Molte persone dicono:
"Non sono pagato per fare questo."
"Farò solo quello per cui vengo pagato."
"Quando mi valorizzeranno, allora darò di più."
Ma è proprio in quel momento che iniziano a perdere opportunità.
Perché chi fa soltanto il minimo indispensabile difficilmente verrà visto come qualcuno pronto per una responsabilità più grande.
Quando scegli di fare più di ciò che ti viene richiesto, possono accadere due cose.

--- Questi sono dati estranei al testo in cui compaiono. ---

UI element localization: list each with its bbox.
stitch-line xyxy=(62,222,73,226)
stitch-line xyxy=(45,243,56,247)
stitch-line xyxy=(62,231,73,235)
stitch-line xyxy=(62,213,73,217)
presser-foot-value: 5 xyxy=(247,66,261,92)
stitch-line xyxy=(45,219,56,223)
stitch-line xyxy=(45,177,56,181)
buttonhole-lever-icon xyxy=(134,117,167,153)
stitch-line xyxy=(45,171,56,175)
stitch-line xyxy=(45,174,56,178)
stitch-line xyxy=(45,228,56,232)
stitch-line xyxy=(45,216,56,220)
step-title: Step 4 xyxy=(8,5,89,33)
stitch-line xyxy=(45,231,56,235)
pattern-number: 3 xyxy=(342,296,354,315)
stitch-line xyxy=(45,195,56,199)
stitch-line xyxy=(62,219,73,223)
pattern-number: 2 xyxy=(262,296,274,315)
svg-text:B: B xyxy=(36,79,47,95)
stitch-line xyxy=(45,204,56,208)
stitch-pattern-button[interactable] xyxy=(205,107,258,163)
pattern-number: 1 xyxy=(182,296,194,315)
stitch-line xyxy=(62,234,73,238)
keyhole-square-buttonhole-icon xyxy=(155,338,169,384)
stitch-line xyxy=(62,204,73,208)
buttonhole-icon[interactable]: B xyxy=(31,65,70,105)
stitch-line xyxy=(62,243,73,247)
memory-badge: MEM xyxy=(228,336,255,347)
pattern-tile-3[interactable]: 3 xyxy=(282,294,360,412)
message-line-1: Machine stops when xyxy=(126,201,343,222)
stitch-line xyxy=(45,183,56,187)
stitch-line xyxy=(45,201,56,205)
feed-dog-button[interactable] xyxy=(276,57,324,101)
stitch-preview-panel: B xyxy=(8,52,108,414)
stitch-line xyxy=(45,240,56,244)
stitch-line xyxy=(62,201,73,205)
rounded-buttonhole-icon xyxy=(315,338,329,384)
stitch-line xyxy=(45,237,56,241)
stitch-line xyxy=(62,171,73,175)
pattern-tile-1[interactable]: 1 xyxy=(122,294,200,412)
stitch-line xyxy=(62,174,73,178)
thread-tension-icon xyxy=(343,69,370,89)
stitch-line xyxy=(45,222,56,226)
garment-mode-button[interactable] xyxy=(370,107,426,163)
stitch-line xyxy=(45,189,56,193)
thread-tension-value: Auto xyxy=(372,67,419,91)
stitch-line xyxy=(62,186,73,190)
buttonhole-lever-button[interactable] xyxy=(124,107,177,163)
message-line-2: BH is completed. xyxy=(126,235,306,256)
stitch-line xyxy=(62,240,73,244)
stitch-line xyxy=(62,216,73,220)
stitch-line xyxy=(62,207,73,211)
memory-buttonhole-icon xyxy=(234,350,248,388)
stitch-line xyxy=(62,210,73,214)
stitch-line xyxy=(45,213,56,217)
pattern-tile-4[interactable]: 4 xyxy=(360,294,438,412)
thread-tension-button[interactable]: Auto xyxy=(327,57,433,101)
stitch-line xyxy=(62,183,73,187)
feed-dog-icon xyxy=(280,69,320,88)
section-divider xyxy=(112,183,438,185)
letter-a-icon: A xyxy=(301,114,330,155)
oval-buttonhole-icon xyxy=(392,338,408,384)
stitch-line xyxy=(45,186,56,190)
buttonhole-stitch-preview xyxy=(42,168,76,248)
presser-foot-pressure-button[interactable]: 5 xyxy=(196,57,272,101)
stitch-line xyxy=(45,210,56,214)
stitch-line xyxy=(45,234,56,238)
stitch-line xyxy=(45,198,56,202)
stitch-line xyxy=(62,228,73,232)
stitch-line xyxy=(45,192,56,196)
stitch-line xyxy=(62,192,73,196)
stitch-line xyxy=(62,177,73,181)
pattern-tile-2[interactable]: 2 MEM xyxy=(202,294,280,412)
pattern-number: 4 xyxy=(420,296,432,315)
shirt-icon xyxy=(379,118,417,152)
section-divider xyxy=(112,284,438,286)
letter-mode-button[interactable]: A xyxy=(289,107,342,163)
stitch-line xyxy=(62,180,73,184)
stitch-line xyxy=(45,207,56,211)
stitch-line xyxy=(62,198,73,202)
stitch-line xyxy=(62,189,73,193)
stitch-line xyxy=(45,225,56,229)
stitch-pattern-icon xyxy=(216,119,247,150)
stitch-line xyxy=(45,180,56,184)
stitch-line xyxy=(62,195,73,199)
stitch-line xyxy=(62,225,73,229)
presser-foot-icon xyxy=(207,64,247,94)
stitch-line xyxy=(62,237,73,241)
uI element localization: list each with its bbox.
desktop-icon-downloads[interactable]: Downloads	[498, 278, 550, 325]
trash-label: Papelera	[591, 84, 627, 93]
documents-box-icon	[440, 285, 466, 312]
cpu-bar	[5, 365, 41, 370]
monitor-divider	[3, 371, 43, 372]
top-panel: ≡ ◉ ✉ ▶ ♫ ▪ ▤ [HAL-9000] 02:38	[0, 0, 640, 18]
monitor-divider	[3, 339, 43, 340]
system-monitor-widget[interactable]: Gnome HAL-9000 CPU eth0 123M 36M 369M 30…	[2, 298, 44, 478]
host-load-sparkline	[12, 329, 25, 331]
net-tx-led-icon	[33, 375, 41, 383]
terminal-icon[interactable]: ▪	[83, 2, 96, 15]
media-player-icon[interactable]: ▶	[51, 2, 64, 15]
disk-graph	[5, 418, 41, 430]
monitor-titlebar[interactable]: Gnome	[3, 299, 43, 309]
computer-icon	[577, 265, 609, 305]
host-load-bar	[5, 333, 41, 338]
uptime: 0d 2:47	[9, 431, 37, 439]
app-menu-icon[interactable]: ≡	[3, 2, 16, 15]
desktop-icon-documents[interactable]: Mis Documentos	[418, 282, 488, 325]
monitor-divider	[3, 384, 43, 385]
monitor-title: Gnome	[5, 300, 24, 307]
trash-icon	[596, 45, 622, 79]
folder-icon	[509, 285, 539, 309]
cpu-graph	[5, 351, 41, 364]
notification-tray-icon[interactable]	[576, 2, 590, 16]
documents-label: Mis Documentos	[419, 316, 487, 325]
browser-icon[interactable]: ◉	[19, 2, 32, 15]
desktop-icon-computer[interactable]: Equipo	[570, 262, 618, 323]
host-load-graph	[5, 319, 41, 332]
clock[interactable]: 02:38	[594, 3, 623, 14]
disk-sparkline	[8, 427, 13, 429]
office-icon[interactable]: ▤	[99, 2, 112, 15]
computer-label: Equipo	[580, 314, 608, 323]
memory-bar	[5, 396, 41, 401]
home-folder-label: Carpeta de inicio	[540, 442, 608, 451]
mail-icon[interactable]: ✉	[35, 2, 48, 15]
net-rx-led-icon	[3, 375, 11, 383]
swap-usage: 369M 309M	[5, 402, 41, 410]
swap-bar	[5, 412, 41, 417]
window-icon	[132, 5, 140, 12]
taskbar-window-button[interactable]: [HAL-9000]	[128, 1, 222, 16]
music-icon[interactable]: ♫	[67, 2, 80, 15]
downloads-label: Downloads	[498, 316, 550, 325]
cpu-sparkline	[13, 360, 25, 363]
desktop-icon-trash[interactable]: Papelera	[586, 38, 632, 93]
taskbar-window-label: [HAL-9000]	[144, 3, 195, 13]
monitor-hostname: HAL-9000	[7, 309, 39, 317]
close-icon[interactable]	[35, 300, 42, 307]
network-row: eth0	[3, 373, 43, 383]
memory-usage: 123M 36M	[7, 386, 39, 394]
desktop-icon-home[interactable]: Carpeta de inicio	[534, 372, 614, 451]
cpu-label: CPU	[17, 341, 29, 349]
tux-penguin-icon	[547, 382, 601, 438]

La prima è capire che quell'ambiente non riconosce il valore.
E va bene così.
Perché significa semplicemente che non è il posto in cui potrai crescere.
La seconda, invece, è che qualcuno ti sta osservando.
Un imprenditore.
Un leader.
Un cliente.
Oppure un'opportunità che ancora non conosci.
Le grandi occasioni raramente arrivano a chi le chiede.
Arrivano a chi dimostra di essere pronto.
Per questo lo ripeto sempre ai miei leader e ai miei diretti:
Non voglio dipendenti.
Voglio persone con una mentalità imprenditoriale.
Persone che lavorino come se stessero costruendo qualcosa di loro.
Perché, alla fine, tu non stai lavorando solo per la tua azienda.
Stai lavorando per te stesso.
Per la tua crescita.
Per la tua famiglia.
Per il tuo futuro.
E soprattutto stai lavorando per onorare Dio attraverso l'eccellenza con cui svolgi ciò che ti è stato affidato.
Chi comprende questo smette di chiedersi:
"Quanto mi stanno pagando?"
E inizia a domandarsi:
"In quale persona mi sto trasformando grazie a questo lavoro?"
La promozione è solo una conseguenza.
La vera crescita arriva molto prima.
Prima diventi la persona giusta.
Poi saranno le opportunità a cercare te.